Please be advised: back in 2009, I was Ms Aguirre’s virtual assistant, for about ten months. I was also one of the first beta readers for Razorland, the manuscript that became Enclave, the first novel set in this world.

Despite how much I like Ms Aguirre’s work, I have not reviewed any of the novels in the series, or anything else by her written or published after 2008, to avoid the appearance of a conflict of interest.

Given that said relationship, as well as my beta reading any of her work, ended about eight years ago, I decided I would review this novel, no matter what. Keep in mind that we are still friendly online.

I was lucky to get an ARC about three weeks ago; I really wanted to publish this review on release day, but…well, you know what happens to plans.

Caveat: there is some violence on the page, as well as violence in most of the characters’ past.

Vanguard, by Ann Aguirre

This story is set in a post-apocalyptic world where humanity is recovering from, basically, a zombie plague. (Except these are not truly zombies.)
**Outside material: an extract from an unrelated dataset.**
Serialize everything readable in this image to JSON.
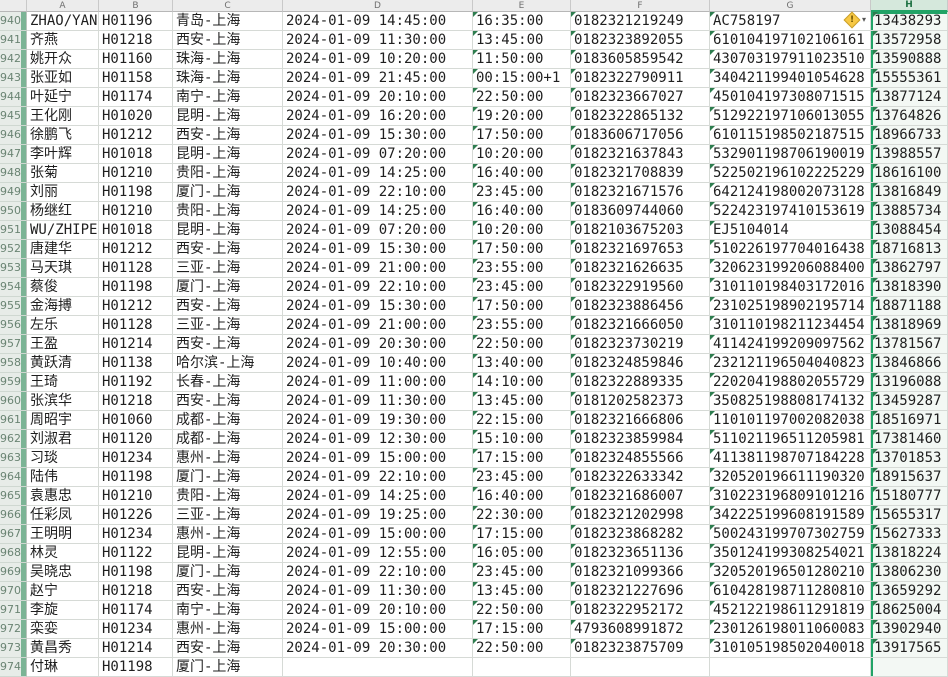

If you have not read the Razorland books, you will definitely have questions about what happened before, especially because there are repeated references to past events, by pretty much all characters. You will also have questions because the world is presented with very little background explanation. It’s not hard to extrapolate and come up with your own conclusions as to what brought the world to this point, but if you truly want all the whys and wherefores, you will end up reading the rest of the series.

Which is pretty damned good, so it’s a win-win.

If you are a fan of the Razorland series, you should know that this is not the beginning of a second trilogy; it is not even a direct continuation of the original trilogy. You should also know that Vanguard is told in third person, from three deep points of view. This is Tegan’s story–one I had very much hoped to read since meeting her in the ruins, during the events narrated in Enclave.

Oh, alright; it’s also about Szarok and Morrow, but the best parts are about Tegan.